Abstract
Swin Transformer aims to introduce Transformer into computer vision as a general-purpose CV backbone, and even as a replacement for CNNs. Considering the different characteristics of text and image tasks, the main idea of Swin Transformer is a hierarchical Transformer based on shifted windows. Swin constrains self-attention computation within non-overlapping windows, while still allowing cross-window connections. This makes it more efficient, and its complexity grows linearly with image size. Experiments show that replacing CNNs with Swin improves performance on many CV tasks. Swin code link
Introduction
Swin is similar to a multi-layer CNN: it gradually summarizes neighboring “attention” regions layer by layer. In each layer, the image is divided into multiple local windows, and each local window contains multiple patches. A local window is the smallest unit, somewhat like a convolution kernel. In each layer, self-attention is computed over local windows composed of patches. Therefore, the complexity is linear. Previous vision Transformers performed self-attention over the whole image, which led to quadratic complexity.
The main challenge in transferring Transformer from NLP to CV lies in the difference between the two modalities. The first difference is scale: the basic processing unit of text is usually a token in a sentence, while the unit of an image is a large number of pixels. The number of text tokens can be relatively fixed, but image resolution can vary greatly. The second difference is resolution: the complexity of Transformer on high-resolution images is quadratic. Swin Transformer is proposed to address these issues. It can construct hierarchical feature maps while maintaining linear complexity.
In addition, the key design of Swin is the shifted window.
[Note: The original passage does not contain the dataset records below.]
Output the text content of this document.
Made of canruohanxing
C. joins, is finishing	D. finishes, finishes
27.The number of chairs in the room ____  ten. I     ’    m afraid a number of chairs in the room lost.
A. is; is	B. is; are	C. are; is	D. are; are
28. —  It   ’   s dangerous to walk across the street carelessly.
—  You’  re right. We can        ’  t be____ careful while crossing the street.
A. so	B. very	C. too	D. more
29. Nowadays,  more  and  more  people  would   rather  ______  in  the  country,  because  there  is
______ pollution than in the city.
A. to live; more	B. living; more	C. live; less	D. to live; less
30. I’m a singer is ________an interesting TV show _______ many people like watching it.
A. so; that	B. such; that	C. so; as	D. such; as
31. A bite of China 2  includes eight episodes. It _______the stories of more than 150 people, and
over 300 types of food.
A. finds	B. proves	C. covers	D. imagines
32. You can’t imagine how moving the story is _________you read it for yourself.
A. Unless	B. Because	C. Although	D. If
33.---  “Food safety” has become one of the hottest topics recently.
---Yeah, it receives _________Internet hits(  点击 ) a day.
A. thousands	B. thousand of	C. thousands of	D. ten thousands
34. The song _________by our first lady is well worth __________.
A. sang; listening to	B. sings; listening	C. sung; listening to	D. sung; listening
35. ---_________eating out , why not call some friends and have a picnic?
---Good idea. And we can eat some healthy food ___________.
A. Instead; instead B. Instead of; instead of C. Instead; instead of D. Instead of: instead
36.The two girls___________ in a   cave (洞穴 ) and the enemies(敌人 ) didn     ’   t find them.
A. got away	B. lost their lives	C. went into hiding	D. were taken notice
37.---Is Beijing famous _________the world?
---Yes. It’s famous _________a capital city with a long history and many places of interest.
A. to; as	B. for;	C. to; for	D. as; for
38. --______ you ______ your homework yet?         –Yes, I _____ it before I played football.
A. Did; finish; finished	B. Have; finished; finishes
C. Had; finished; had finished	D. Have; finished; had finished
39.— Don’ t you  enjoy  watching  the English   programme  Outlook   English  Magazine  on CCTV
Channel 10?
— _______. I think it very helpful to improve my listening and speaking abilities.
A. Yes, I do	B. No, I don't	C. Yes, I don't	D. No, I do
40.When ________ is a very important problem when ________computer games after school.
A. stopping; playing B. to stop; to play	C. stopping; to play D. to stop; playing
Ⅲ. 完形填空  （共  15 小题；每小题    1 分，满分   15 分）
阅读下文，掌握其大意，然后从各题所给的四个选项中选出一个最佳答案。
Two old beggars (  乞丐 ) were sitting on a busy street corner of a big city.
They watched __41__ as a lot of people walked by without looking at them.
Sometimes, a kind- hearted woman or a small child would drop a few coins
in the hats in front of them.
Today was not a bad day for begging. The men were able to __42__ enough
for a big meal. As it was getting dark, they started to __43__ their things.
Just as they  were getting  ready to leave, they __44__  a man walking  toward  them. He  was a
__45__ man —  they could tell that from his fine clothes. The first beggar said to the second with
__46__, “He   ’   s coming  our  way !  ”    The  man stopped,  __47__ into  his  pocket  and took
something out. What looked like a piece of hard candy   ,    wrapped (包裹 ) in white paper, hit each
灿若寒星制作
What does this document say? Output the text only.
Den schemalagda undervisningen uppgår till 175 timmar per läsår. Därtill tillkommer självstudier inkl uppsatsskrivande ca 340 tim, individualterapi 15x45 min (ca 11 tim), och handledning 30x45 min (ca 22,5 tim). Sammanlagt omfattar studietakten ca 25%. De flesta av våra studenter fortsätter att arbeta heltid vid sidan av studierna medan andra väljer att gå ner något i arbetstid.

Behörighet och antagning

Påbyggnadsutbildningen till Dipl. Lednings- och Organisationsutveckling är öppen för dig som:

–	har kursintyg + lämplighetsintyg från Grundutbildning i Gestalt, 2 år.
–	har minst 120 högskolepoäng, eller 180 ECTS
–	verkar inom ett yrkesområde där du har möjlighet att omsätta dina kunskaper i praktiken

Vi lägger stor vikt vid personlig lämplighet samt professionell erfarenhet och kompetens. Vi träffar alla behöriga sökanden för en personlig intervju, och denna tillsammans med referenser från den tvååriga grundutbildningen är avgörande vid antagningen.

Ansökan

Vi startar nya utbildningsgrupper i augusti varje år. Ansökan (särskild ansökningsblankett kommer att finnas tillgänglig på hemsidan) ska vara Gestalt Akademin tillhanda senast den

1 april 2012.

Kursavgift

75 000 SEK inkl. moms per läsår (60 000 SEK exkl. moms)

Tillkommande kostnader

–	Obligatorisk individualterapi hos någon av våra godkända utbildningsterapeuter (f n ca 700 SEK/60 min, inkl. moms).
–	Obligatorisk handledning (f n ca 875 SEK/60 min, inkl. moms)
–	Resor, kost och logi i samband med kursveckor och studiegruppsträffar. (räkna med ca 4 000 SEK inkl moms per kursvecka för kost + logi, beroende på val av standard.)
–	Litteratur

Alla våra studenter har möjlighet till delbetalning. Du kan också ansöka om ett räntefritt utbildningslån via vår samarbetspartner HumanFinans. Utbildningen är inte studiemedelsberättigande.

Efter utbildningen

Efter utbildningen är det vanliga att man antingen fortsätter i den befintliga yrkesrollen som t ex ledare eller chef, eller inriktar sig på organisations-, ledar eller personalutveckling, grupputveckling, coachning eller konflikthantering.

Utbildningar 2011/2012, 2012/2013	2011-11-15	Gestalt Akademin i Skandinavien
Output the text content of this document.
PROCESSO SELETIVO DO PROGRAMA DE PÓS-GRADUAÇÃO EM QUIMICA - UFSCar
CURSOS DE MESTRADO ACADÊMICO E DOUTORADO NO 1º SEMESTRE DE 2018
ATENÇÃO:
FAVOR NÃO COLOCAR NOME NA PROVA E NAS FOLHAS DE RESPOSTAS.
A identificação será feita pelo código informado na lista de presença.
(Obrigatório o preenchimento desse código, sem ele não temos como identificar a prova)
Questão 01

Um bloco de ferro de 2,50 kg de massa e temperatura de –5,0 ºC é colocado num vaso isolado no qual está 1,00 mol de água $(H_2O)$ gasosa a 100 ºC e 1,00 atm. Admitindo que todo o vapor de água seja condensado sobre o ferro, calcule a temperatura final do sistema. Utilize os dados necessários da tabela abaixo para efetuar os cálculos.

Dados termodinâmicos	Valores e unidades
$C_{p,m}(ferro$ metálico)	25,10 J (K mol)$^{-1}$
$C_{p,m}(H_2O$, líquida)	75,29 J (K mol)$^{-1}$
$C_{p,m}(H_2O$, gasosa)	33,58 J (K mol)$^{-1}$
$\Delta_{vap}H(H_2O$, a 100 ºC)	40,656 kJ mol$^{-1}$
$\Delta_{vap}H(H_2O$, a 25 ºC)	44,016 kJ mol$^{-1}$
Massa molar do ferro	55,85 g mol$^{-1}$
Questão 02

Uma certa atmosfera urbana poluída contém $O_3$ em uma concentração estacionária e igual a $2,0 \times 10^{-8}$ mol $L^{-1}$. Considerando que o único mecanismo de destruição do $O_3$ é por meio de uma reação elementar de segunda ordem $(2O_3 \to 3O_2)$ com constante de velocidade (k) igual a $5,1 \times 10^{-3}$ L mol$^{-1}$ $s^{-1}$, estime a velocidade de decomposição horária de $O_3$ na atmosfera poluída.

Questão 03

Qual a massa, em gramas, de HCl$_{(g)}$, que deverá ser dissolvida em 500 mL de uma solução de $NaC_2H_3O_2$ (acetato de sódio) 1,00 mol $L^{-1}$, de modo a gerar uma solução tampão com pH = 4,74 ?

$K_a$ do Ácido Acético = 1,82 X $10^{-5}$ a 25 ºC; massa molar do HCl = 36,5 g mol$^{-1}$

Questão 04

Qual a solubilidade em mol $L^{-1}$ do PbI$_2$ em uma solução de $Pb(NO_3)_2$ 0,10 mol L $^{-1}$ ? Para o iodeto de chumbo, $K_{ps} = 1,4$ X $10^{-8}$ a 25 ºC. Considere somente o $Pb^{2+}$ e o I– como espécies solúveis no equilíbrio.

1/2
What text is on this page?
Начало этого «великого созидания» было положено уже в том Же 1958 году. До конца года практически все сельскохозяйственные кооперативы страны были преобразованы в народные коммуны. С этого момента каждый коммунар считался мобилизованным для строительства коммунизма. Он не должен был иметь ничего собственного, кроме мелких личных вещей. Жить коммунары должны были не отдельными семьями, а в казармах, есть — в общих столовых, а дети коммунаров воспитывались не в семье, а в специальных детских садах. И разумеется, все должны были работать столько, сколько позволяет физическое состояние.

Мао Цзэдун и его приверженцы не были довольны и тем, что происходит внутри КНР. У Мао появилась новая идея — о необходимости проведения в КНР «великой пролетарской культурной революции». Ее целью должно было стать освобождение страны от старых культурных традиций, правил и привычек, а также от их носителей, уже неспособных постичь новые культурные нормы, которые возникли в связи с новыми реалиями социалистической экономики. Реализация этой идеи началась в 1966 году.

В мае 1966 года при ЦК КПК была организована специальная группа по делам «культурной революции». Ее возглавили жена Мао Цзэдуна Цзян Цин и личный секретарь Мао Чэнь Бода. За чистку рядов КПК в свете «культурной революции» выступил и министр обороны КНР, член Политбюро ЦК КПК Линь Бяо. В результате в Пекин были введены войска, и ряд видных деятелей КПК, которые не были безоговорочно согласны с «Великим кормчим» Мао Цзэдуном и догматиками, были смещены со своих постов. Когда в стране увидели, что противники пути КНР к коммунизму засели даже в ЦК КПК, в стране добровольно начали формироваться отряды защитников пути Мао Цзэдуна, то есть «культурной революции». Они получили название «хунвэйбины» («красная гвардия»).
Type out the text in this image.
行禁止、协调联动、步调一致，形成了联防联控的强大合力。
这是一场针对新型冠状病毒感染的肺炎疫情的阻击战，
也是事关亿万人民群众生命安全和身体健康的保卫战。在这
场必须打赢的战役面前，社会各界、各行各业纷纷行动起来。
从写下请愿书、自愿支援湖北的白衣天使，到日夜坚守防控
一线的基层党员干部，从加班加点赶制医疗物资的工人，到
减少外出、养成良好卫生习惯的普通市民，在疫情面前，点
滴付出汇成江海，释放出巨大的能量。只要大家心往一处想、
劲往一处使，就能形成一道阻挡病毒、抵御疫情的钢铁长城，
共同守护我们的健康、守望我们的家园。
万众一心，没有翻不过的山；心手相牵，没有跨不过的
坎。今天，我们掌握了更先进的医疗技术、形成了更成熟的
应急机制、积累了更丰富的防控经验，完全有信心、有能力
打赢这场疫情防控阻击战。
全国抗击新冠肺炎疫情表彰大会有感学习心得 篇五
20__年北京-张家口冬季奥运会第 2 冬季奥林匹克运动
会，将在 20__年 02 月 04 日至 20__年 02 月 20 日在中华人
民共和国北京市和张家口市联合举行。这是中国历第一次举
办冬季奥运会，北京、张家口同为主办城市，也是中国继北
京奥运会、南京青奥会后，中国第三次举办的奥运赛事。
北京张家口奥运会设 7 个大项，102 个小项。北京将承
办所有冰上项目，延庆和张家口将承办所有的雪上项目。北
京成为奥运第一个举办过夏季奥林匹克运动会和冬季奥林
Shifted windows build connections among local windows between adjacent layers.
Method
Overall Process
- For an RGB image, the image is divided into multiple $4\times 4$ patches. Each patch plays a role similar to a token. The patch is concatenated into a $4\times 4\times 3=48$ dimensional feature. After a fully connected layer and Swin Transformer blocks, it can be mapped to feature vectors of arbitrary dimension. In this way, the image is divided into feature vectors of size $\frac{H}{4}\times \frac{W}{4}\times C$.
- As the network grows deeper, a patch merging layer is used to integrate feature information from four neighboring patches in the same local window, while increasing the feature dimension of each token.
- Then, Swin Transformer blocks compute attention over patches, or tokens, within each local window. There are two types of Swin Transformer blocks: ordinary window MSA and shifted-window MSA.
- W-MSA: compute attention among multiple patches in the same window.
- SW-MSA: shift the windows to capture attention across windows.
Shifted-Window Swin Transformer
Dividing the patches of the whole image into multiple windows can effectively reduce complexity. However, computing attention only within independent windows cannot capture information between windows. Therefore, the shifted-window mechanism is introduced.
Between two adjacent Swin Transformer blocks, as shown in the figure above, the window positions are shifted. The specific shifting strategy is described below. After shifting, attention is still computed within each window, but the result now contains shared information from previously neighboring windows.
The specific shifting strategy is called cyclic shift. The window size remains unchanged between adjacent Swin Transformer blocks. The window regions are shifted, but after shifting, the number of windows increases and the size of some window regions changes. Therefore, non-adjacent windows need to be supplemented and corresponding masks need to be computed, so that only information from adjacent windows is used.
The cyclic-shift strategy is referenced from Zhihu.
Meaning of Shifted Windows
The work most closely related to Swin Transformer is ViT, which also attempts to introduce Transformer into CV by dividing images into patches and applying attention. The problem is that computing attention globally over all patches in an image has high complexity.
Swin Transformer improves this by grouping divided patches into different windows, borrowing the idea of locality from CNNs: attention is computed at the window level. However, this alone cannot obtain global information like ViT. Therefore, after computing attention within local windows, shifted windows are designed to obtain information from neighboring windows. With the hierarchical structure of the network, as the network depth increases, shifted windows can gradually capture global information from the image.
The goal of Swin Transformer is to design a general-purpose CV backbone to replace CNNs, and to achieve stronger state-of-the-art performance by replacing CNNs with Swin Transformer across various CV tasks.